Widget for exploring and sampling words from text data through word2vec models in order to construct topic dictionaries.
Use conda
to create a new environment and install the requirements
conda create -n w2widget python=3.9
conda activate w2widget
pip install -e .
In the widget_example.ipynb
you can play with the widget from pretrained data from Reuters dataset.
If you want to see an example of the data-workflow generating the necessary input, check out workflow_example.ipynb
.
This module helps with calculating and handling doc2vec. The approach applied is that every document's vector is calculated by taking a weighted (ie. based on inverse frequencies) average of the document's word vectors.
Note
I recommend using a sentence-embedding model instead of the following approach.
from w2widget.doc2vec import calculate_inverse_frequency, Doc2Vec
# Calculate word weigts from inverse frequency
word_weights = calculate_inverse_frequency(document_tokens)
# Initiate the model
dv_model = Doc2Vec(wv_model, word_weights)
# Add documents and calculated the document vectors
dv_model.add_doc2vec(document_tokens)
# reduce the dimensions
dv_model.reduce_dimensions()
# Store the embeddings
two_dim_doc_embedding = dv_model.TSNE_embedding_array
This widget module displays the results from:
- A gensim word2vec model,
- it's 2-dimensional embedding (ie. TSNE).
- The custom implemented doc2vec model,
- it's 2-dimensional embedding (ie. TSNE).

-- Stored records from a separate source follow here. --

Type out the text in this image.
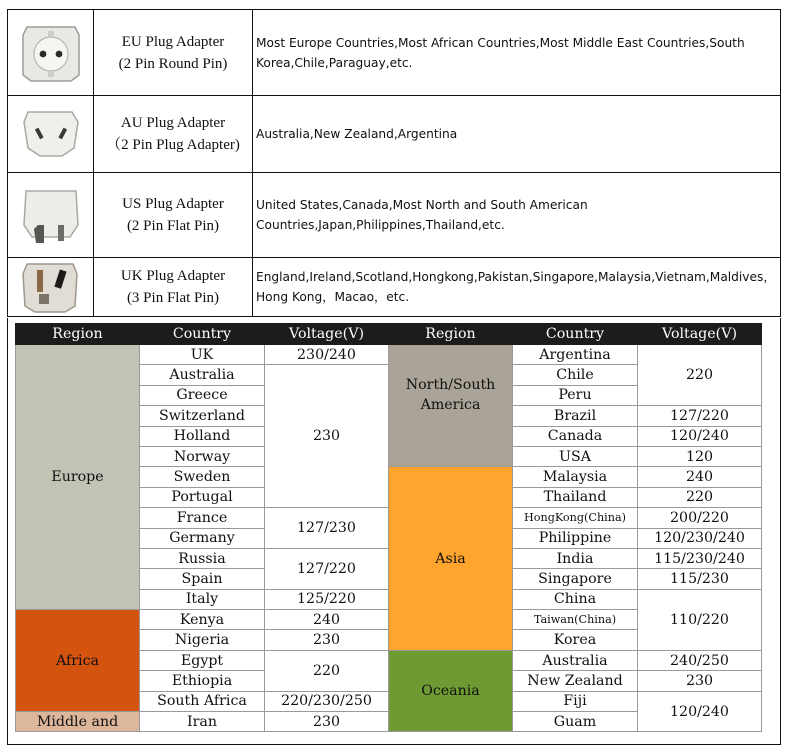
EU Plug Adapter
(2 Pin Round Pin)	Most Europe Countries,Most African Countries,Most Middle East Countries,South Korea,Chile,Paraguay,etc.

AU Plug Adapter
（2 Pin Plug Adapter)	Australia,New Zealand,Argentina

US Plug Adapter
(2 Pin Flat Pin)	United States,Canada,Most North and South American Countries,Japan,Philippines,Thailand,etc.

UK Plug Adapter
(3 Pin Flat Pin)	England,Ireland,Scotland,Hongkong,Pakistan,Singapore,Malaysia,Vietnam,Maldives，Hong Kong，Macao，etc.
Region	Country	Voltage(V)	Region	Country	Voltage(V)
Europe	UK	230/240	North/South America	Argentina	220
	Australia	230		Chile	
	Greece			Peru	
	Switzerland			Brazil	127/220
	Holland			Canada	120/240
	Norway			USA	120
	Sweden		Asia	Malaysia	240
	Portugal			Thailand	220
	France	127/230		HongKong(China)	200/220
	Germany			Philippine	120/230/240
	Russia	127/220		India	115/230/240
	Spain			Singapore	115/230
	Italy	125/220		China	110/220
Africa	Kenya	240		Taiwan(China)	
	Nigeria	230		Korea	
	Egypt	220	Oceania	Australia	240/250
	Ethiopia			New Zealand	230
	South Africa	220/230/250		Fiji	120/240
Middle and	Iran	230		Guam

- A list of tokenized documents with whitespaces and
- optionally a list of initial search words
from w2widget.widget import Widget
wv_widget = Widget(
wv_model,
two_dim_word_embedding,
tokens_with_ws
dv_model=None,
two_dim_doc_embedding=None,
initial_search_words=[],
)
wv_widget.display_widget()
You can save the topics to a json
file from the widget, or access them from the dictionary stored in wv_widget.topics
.